Dr. Zakin of the NYU School of Medicine has no relevant financial relationships to disclose.

Susan C Shin MD (

Dr. Shin of the Icahn School of Medicine at Mount Sinai has no relevant financial relationships to disclose.

Howard W Sander MD (

Dr. Sander of the NYU Grossman School of MedicineLangone Medical Center received honorariums from Grifols and CSL for consulting work.

Louis H Weimer MD, editor. (

Dr. Weimer of Columbia University has received consulting fees from Roche.

Originally released November 5, 2019; expires November 5, 2022


Peripheral nerve disorders are common chief complaints in neurologic practice.
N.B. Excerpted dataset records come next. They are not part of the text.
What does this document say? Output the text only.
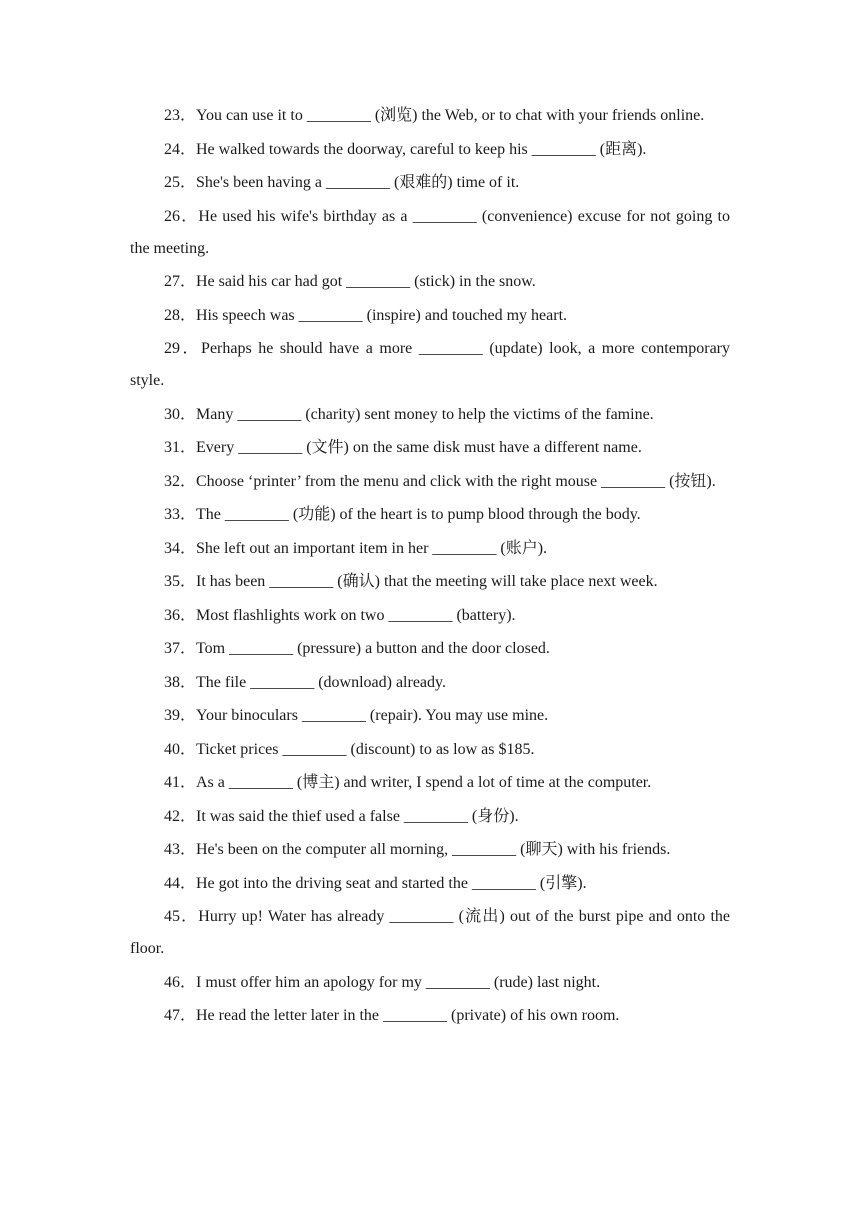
23．You can use it to ________ (浏览) the Web, or to chat with your friends online.

24．He walked towards the doorway, careful to keep his ________ (距离).

25．She's been having a ________ (艰难的) time of it.

26．He used his wife's birthday as a ________ (convenience) excuse for not going to the meeting.

27．He said his car had got ________ (stick) in the snow.

28．His speech was ________ (inspire) and touched my heart.

29．Perhaps he should have a more ________ (update) look, a more contemporary style.

30．Many ________ (charity) sent money to help the victims of the famine.

31．Every ________ (文件) on the same disk must have a different name.

32．Choose ‘printer’ from the menu and click with the right mouse ________ (按钮).

33．The ________ (功能) of the heart is to pump blood through the body.

34．She left out an important item in her ________ (账户).

35．It has been ________ (确认) that the meeting will take place next week.

36．Most flashlights work on two ________ (battery).

37．Tom ________ (pressure) a button and the door closed.

38．The file ________ (download) already.

39．Your binoculars ________ (repair). You may use mine.

40．Ticket prices ________ (discount) to as low as $185.

41．As a ________ (博主) and writer, I spend a lot of time at the computer.

42．It was said the thief used a false ________ (身份).

43．He's been on the computer all morning, ________ (聊天) with his friends.

44．He got into the driving seat and started the ________ (引擎).

45．Hurry up! Water has already ________ (流出) out of the burst pipe and onto the floor.

46．I must offer him an apology for my ________ (rude) last night.

47．He read the letter later in the ________ (private) of his own room.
The history and clinical examination always guide the clinician toward lesion localization. With electrodiagnostic studies, the clinician can further classify peripheral nerve pathophysiology and offer prognostication. Given continuing improvements in both magnetic resonance neurography and neuromuscular ultrasound, the clinician is able to further localize, characterize, and visualize the anatomy, both normal and pathologic. In this article, the authors review these imaging tools for peripheral nerve visualization and discuss their utility in various peripheral nerve pathologies. Images from the presented cases are included. The various advantages and disadvantages of MR neurography and neuromuscular ultrasound are also reviewed.

Key points


• This article focuses on the utility of peripheral nerve ultrasound and MR neurography in various peripheral neuropathies.
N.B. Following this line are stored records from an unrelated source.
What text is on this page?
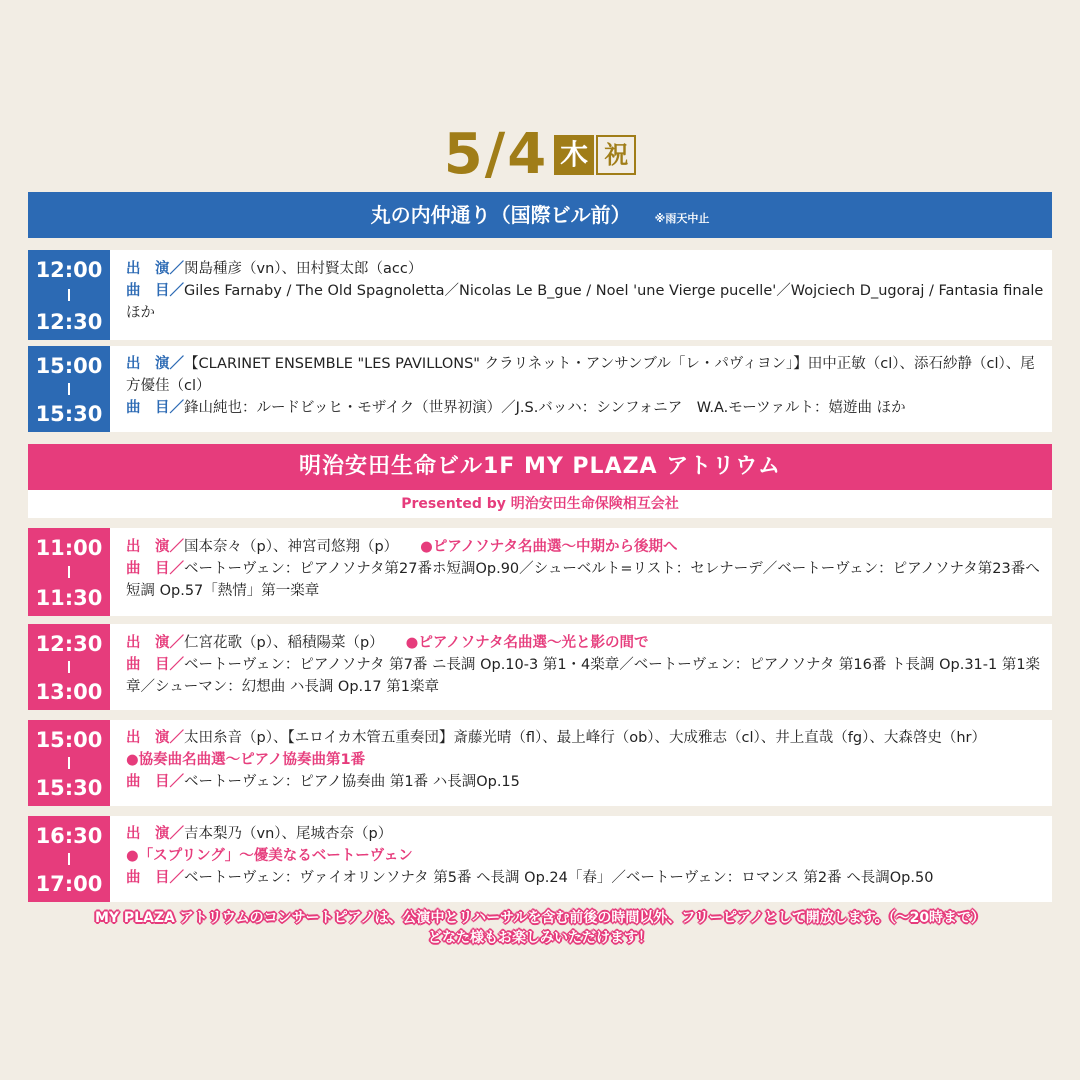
5/4 木 祝
丸の内仲通り（国際ビル前） ※雨天中止
12:00
12:30
出　演／関島種彦（vn）、田村賢太郎（acc）
曲　目／Giles Farnaby / The Old Spagnoletta／Nicolas Le B_gue / Noel 'une Vierge pucelle'／Wojciech D_ugoraj / Fantasia finale ほか
15:00
15:30
出　演／【CLARINET ENSEMBLE "LES PAVILLONS" クラリネット・アンサンブル「レ・パヴィヨン」】田中正敏（cl）、添石紗静（cl）、尾方優佳（cl）
曲　目／鋒山純也：ルードビッヒ・モザイク（世界初演）／J.S.バッハ：シンフォニア　W.A.モーツァルト：嬉遊曲 ほか
明治安田生命ビル1F MY PLAZA アトリウム
Presented by 明治安田生命保険相互会社
11:00
11:30
出　演／国本奈々（p）、神宮司悠翔（p） ●ピアノソナタ名曲選～中期から後期へ
曲　目／ベートーヴェン：ピアノソナタ第27番ホ短調Op.90／シューベルト=リスト：セレナーデ／ベートーヴェン：ピアノソナタ第23番へ短調 Op.57「熱情」第一楽章
12:30
13:00
出　演／仁宮花歌（p）、稲積陽菜（p） ●ピアノソナタ名曲選～光と影の間で
曲　目／ベートーヴェン：ピアノソナタ 第7番 ニ長調 Op.10-3 第1・4楽章／ベートーヴェン：ピアノソナタ 第16番 ト長調 Op.31-1 第1楽章／シューマン：幻想曲 ハ長調 Op.17 第1楽章
15:00
15:30
出　演／太田糸音（p）、【エロイカ木管五重奏団】斎藤光晴（fl）、最上峰行（ob）、大成雅志（cl）、井上直哉（fg）、大森啓史（hr）
●協奏曲名曲選～ピアノ協奏曲第1番
曲　目／ベートーヴェン：ピアノ協奏曲 第1番 ハ長調Op.15
16:30
17:00
出　演／吉本梨乃（vn）、尾城杏奈（p）
●「スプリング」～優美なるベートーヴェン
曲　目／ベートーヴェン：ヴァイオリンソナタ 第5番 ヘ長調 Op.24「春」／ベートーヴェン：ロマンス 第2番 ヘ長調Op.50
MY PLAZA アトリウムのコンサートピアノは、公演中とリハーサルを含む前後の時間以外、フリーピアノとして開放します。（～20時まで）
どなた様もお楽しみいただけます！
• Nerve ultrasound allows for the determination of peripheral nerve anatomical course, echogenicity, vascularity, and degree of mobility; it can be performed in real-time and is cost effective and operator-dependent.
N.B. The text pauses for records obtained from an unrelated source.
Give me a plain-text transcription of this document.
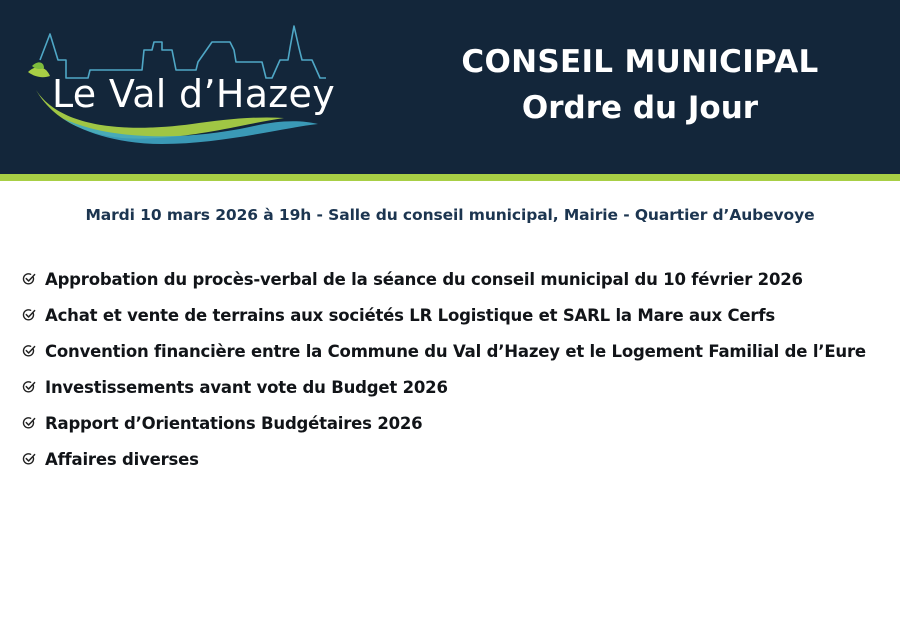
Le Val d’Hazey
CONSEIL MUNICIPAL
Ordre du Jour
Mardi 10 mars 2026 à 19h - Salle du conseil municipal, Mairie - Quartier d’Aubevoye
Approbation du procès-verbal de la séance du conseil municipal du 10 février 2026
Achat et vente de terrains aux sociétés LR Logistique et SARL la Mare aux Cerfs
Convention financière entre la Commune du Val d’Hazey et le Logement Familial de l’Eure
Investissements avant vote du Budget 2026
Rapport d’Orientations Budgétaires 2026
Affaires diverses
• Evaluation of peripheral nerve with ultrasound requires a high frequency (15 to 18 MHz) linear array transducer, which allows for visualization of subtle changes in nerve caliber and is often complementary to electrodiagnostic studies and MR neurography.


• MR neurography may display abnormal T2 hyperintensity and nerve nodularity, either focal or diffuse, with fascicular distortion or enlargement as well as contrast enhancement to assist with characterization of peripheral nerve abnormalities.


• In contrast to ultrasound, MR neurography is less operator-dependent and allows for visualization of higher soft-tissue contrast, which can depict milder abnormalities when there are subtle T2 signal abnormalities.


• MR neurography should combine high-resolution axial T1-weighted (anatomy) and T2-weighted (fat suppressed, for pathology) sequences to provide a detailed evaluation of the peripheral nerve.


• Indications for peripheral nerve imaging discussed in this article include common entrapment neuropathies, brachial plexopathy, nerve sheath tumors, diabetic polyneuropathy, and acquired immune-mediated demyelinating polyneuropathies.

Historical note and terminology

In the 1980s, MR neurography and neuromuscular ultrasound were introduced as noninvasive options to evaluate peripheral nerve anatomy. In patients who were unable to tolerate electrodiagnostic studies or were unable to have invasive testing, these options allowed for identification of abnormal nerve pathology (ie, neuroma, compressive mass lesions or perineural fibrosis) with accurate localization of the pathology (Martinoli et al 2000). Ultrasound is inexpensive, allows for dynamic nerve imaging, and can quickly differentiate vessels from nerves using Doppler imaging. Ultrasound, however, is operator-dependent, and nerve imaging may be degraded by scar tissue or acoustic shadowing from surrounding calcifications. Deep nerve structures may be difficult to visualize (ie, pelvis or lumbosacral plexus) (Gruber et al 2003). Both imaging modalities are being used as a complement to the electrodiagnostic data in the diagnosis of peripheral neuropathies.